# My girlies then and now



## strangeland86 (Oct 30, 2010)

A few comparison pics...


----------



## alfiedoo (Sep 6, 2010)

Aah Bethany love the photos. You forget how much they change until you see the comparisons side by side like that. Nell is growing up fast. I love her coat!  x


----------



## Dylansmum (Oct 29, 2010)

Lovely pics!


----------



## lady amanda (Nov 26, 2010)

SO BEAUTIFUL!!!!
I love those pictures...too adorable


----------



## marzy (Aug 20, 2010)

Love the pics 
Looks justike Boycie
Did at that age x


----------



## weez74 (Feb 9, 2011)

It's so nice to see them side by side like that.
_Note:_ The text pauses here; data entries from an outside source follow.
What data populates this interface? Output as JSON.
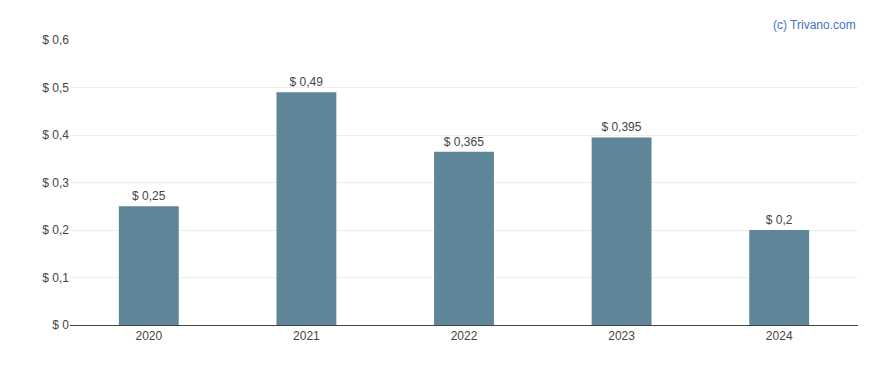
{
  "chart_data": {
    "type": "bar",
    "categories": [
      "2020",
      "2021",
      "2022",
      "2023",
      "2024"
    ],
    "values": [
      0.25,
      0.49,
      0.365,
      0.395,
      0.2
    ],
    "value_labels": [
      "$ 0,25",
      "$ 0,49",
      "$ 0,365",
      "$ 0,395",
      "$ 0,2"
    ],
    "data_labels": true,
    "color": "#5f8598",
    "ylim": [
      0,
      0.6
    ],
    "yticks": [
      {
        "value": 0.0,
        "label": "$ 0"
      },
      {
        "value": 0.1,
        "label": "$ 0,1"
      },
      {
        "value": 0.2,
        "label": "$ 0,2"
      },
      {
        "value": 0.3,
        "label": "$ 0,3"
      },
      {
        "value": 0.4,
        "label": "$ 0,4"
      },
      {
        "value": 0.5,
        "label": "$ 0,5"
      },
      {
        "value": 0.6,
        "label": "$ 0,6"
      }
    ],
    "grid": true,
    "annotations": [
      {
        "text": "(c) Trivano.com",
        "color": "#4472c4"
      }
    ]
  }
}
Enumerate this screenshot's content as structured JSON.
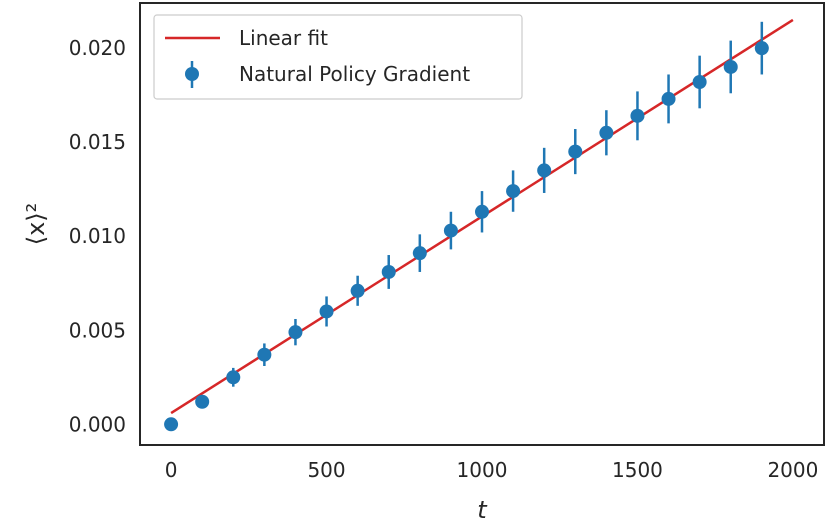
{
  "chart_data": {
    "type": "scatter",
    "title": "",
    "xlabel": "t",
    "ylabel": "⟨x⟩²",
    "xlim": [
      -100,
      2100
    ],
    "ylim": [
      -0.0011,
      0.0224
    ],
    "xticks": [
      0,
      500,
      1000,
      1500,
      2000
    ],
    "xtick_labels": [
      "0",
      "500",
      "1000",
      "1500",
      "2000"
    ],
    "yticks": [
      0.0,
      0.005,
      0.01,
      0.015,
      0.02
    ],
    "ytick_labels": [
      "0.000",
      "0.005",
      "0.010",
      "0.015",
      "0.020"
    ],
    "grid": false,
    "legend_position": "top-left",
    "series": [
      {
        "name": "Natural Policy Gradient",
        "kind": "errorbar",
        "color": "#1f77b4",
        "x": [
          0,
          100,
          200,
          300,
          400,
          500,
          600,
          700,
          800,
          900,
          1000,
          1100,
          1200,
          1300,
          1400,
          1500,
          1600,
          1700,
          1800,
          1900
        ],
        "y": [
          0.0,
          0.0012,
          0.0025,
          0.0037,
          0.0049,
          0.006,
          0.0071,
          0.0081,
          0.0091,
          0.0103,
          0.0113,
          0.0124,
          0.0135,
          0.0145,
          0.0155,
          0.0164,
          0.0173,
          0.0182,
          0.019,
          0.02
        ],
        "yerr": [
          0.0,
          0.0002,
          0.0005,
          0.0006,
          0.0007,
          0.0008,
          0.0008,
          0.0009,
          0.001,
          0.001,
          0.0011,
          0.0011,
          0.0012,
          0.0012,
          0.0012,
          0.0013,
          0.0013,
          0.0014,
          0.0014,
          0.0014
        ]
      },
      {
        "name": "Linear fit",
        "kind": "line",
        "color": "#d62728",
        "x": [
          0,
          2000
        ],
        "y": [
          0.0006,
          0.0215
        ]
      }
    ]
  }
}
I can see the difference in Rosie's size since we got her, but it'll be interesting in a few months to see if there are any other differences, like the texture of her coat.


----------



## wilfiboy (Sep 18, 2010)

Great pictures Bethany they look fab, and yeh Nells coat is beautiful x


----------



## Kel (Feb 1, 2011)

You are a great photographer, that is for sure!


----------



## caradunne (Nov 29, 2010)

So adorable, I love the colour of the baby one, I wonder how it will change?


----------



## embee (Dec 27, 2010)

Flo is really, really curly but just has a soft wave as a puppy. So interesting to see how there coats change. Lovely pics Bethany.


----------



## Enneirda. (Mar 5, 2010)

Great picts! I always love seeing what their coats do from puppyhood to maturity.


----------



## Mogdog (Feb 6, 2011)

Ahh, what lovely pics


----------



## parapluie (Dec 22, 2010)

cutiepies!


----------